Inika seufzte und legte das Messer beiseite. Sie würde sich etwas einfallen lassen müssen. Sie musste eine Möglichkeit finden, Geld zu verdienen. Und sie würde es schaffen, so schwor sie sich jetzt, dass weder sie noch ihre Mutter weiter als Dienstboten oder gar als Arbeiter auf einer Plantage leben mussten.
Kapitel 4
J ean hatte auf den Kissen unter der Zeltplane die Beine ausgestreckt und die Augen geschlossen. Aber er schlief nicht, das wusste Julie ganz genau. Von Zeit zu Zeit zuckten seine Mundwinkel als Reaktion auf Gesines Klagen. Ebenso zuckten die Ruderer hin und wieder verdächtig mit den Schultern, ein untrügliches Zeichen, dass auch sie sich das Lachen verkniffen. Karini saß vorne im Boot und senkte entweder den Blick auf den hölzernen Bootsboden oder schaute verlegen voraus auf den Fluss. Julie selbst saß an der Seite mit Helena auf dem Arm und beobachtete liebevoll ihre Tochter, die durch das sanfte Schaukeln des Bootes in einen tiefen Schlaf gefallen war. Ein echtes surinamisches Kind, befand Julie stolz.
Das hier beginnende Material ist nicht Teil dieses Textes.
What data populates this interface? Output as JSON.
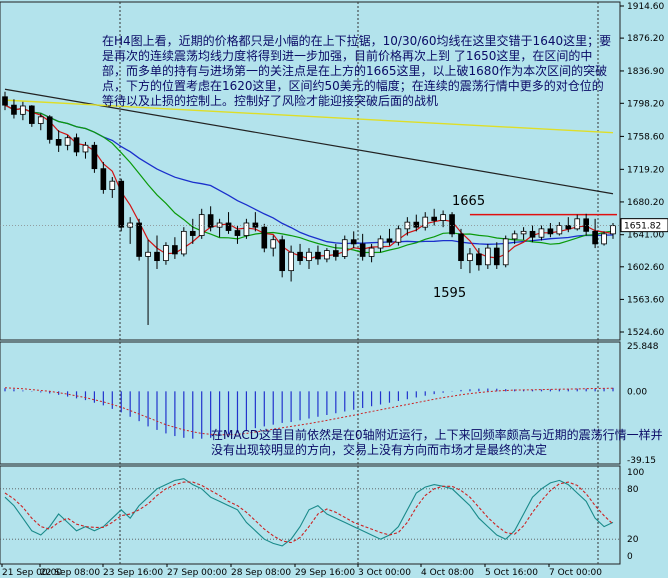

Gesine hatte ihren Platz mittig zwischen Jean und Julie. Jean hatte ihr erklärt, dass das Boot dort am wenigsten schwankte, und so saß sie nun abwechselnd aufrecht oder sie ließ sich nach hinten in eine halb liegende Position sinken, um sich gleich wieder ruckartig aufzusetzen, begleitet von einem stetig leisen Gejammer über die schrecklichen Bootsfahrten und der immer wiederkehrenden Frage, warum man in diesem Land keine anständigen Straßen gebaut hatte.
»Das ganze Land ist doch von Flüssen durchzogen, die Boote sind also sehr praktisch«, hatte Jean ihr erklärt. Aber Gesine hatte offensichtlich keinen Sinn für Pragmatik.
Julies Gedanken wanderten zurück zum Beginn des Tages. Als sie am frühen Morgen mit der Droschke zum Hafen gefahren waren, war Gesine noch guter Dinge gewesen. Ihre Stimmungwar jedoch gekippt, als sie das Boot erblickt hatte, das ihr Gepäck auf die Plantage bringen sollte.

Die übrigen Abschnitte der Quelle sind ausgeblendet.